Govia wins Thameslink rail franchise
The franchise to run the expanded Thameslink rail network has been awarded to Govia Thameslink, a joint venture majority-owned by Go-Ahead.
The new Thameslink, Southern and Great Northern (TSGN) franchise will run for seven years from this September.
The rail franchise is the largest in the UK in terms of passenger numbers, trains, revenue, and staff.
The government said the franchise would open new routes across London and improve commuter services.
It added that nearly 1,400 extra carriages would be supplied by the end of 2018, increasing capacity by 50% during the peak morning rush-hour into central London.
There will be an awful lot of things being crossed at the DfT right now, fingers, toes etc, in the hope that this franchise award passes off without a hitch.
It's the first big deal handed out since the mother of all cock-ups in the autumn of 2012, when the government had to scrap the deal for the West Coast Mainline because overstretched civil servants got all their numbers wrong.
The government's keen to tell me that things will be different this time. They've beefed up their team, got a new franchising boss and they've changed the way they pick a winner, focusing more on the full package of benefits offered to passengers and less on who's offering the most money.
I'll be keeping a close eye on how well the new deal goes. A, because it's my job, and B, because I'll be one of their customers.
The newly-created TSGN franchise replaces the existing Thameslink and Great Northern franchise - more familiar to passengers as First Capital Connect - and the South Central franchise, which includes Southern and Gatwick Express services.
Govia - which is 65%-owned by Go-Ahead and 35%-owned by French firm Keolis - already runs Southern Railways, London Midland and South Eastern train services, and previously ran Thameslink between March 1997 and March 2006.

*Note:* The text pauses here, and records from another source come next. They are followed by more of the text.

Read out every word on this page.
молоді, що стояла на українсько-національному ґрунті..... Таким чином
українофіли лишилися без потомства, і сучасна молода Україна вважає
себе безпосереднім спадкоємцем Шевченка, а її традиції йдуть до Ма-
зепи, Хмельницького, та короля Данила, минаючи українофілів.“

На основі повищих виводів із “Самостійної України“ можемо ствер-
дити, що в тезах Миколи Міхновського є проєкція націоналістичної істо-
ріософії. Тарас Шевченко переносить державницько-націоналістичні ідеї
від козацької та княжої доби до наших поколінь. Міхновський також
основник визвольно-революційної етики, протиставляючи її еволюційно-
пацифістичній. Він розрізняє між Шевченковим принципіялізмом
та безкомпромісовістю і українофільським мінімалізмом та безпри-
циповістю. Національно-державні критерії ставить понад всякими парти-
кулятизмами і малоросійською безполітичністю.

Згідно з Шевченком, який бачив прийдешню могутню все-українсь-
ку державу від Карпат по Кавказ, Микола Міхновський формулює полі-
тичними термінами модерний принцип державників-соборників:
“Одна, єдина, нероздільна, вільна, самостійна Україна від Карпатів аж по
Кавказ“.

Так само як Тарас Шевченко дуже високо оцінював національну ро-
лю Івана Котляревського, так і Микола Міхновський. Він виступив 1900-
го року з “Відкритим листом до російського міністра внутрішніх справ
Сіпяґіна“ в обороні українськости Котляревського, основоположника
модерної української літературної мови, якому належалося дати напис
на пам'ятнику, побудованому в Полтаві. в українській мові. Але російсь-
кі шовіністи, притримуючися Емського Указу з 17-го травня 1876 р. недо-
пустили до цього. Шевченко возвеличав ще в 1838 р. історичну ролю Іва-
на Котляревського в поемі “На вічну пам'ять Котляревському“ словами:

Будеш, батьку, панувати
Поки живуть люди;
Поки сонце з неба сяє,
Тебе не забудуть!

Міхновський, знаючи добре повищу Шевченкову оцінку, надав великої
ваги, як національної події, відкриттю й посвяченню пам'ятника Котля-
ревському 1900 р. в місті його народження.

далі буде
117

First Group, which has been running Thameslink services since 2006, had also bid for the franchise.
First Group said it was disappointed not to be awarded the contract. Tim O'Toole, FirstGroup's chief executive, said "We submitted a strong bid which would have delivered high quality services for passengers, value for taxpayers and an economic return for shareholders."
The government said the TSGN franchise would form a key part in delivering its £6.5bn Thameslink investment programme.
Up to 24 trains per hour will travel in each direction along the Thameslink route after the investment programme is completed.
New tunnels will link Peterborough and Cambridge to the existing Thameslink route, providing greater access across London via St Pancras to Gatwick and Brighton.
Services to destinations along the Thameslink route including Brighton, Kings Lynn, Peterborough, Cambridge, and Gatwick Airport will be improved.
A small number of services and stations will also transfer from the Govia's Southeastern franchise into the new TSGN franchise in December 2014.'Symbolic' moment
The DfT said Govia would invest significantly in improving station facilities including free wi-fi at more than 100 stations, better retail and catering facilities and improvements to customer information systems.
David Leam, head of infrastructure at business group London First, said the new franchise would greatly improve journeys on key north-south routes across London.
He added: "As the first franchise let since the West Coast Mainline debacle this is also an important moment symbolically for the government.
"Passengers and taxpayers have suffered as a result of the delayed franchising programme so it's good news all round that it's now back on track."New contract
The new franchise is being let as a management contract where ticket revenues are passed directly to the government rather than retained by Govia, the train company said.
It is the first time a rail franchise has been awarded under such terms.
A Department for Transport (DfT) spokesman said train fare and season ticket pricing policy would be unaffected.
The government will pay £8.9bn to Govia over the course of the seven year franchise with the government expecting to receive around £12.4bn back in ticket sales from Govia by the end of the franchise.
The DfT spokesman said the new contract reduced the chances of rail operators "handing back the keys" to the government as happened with the East Coast mainline.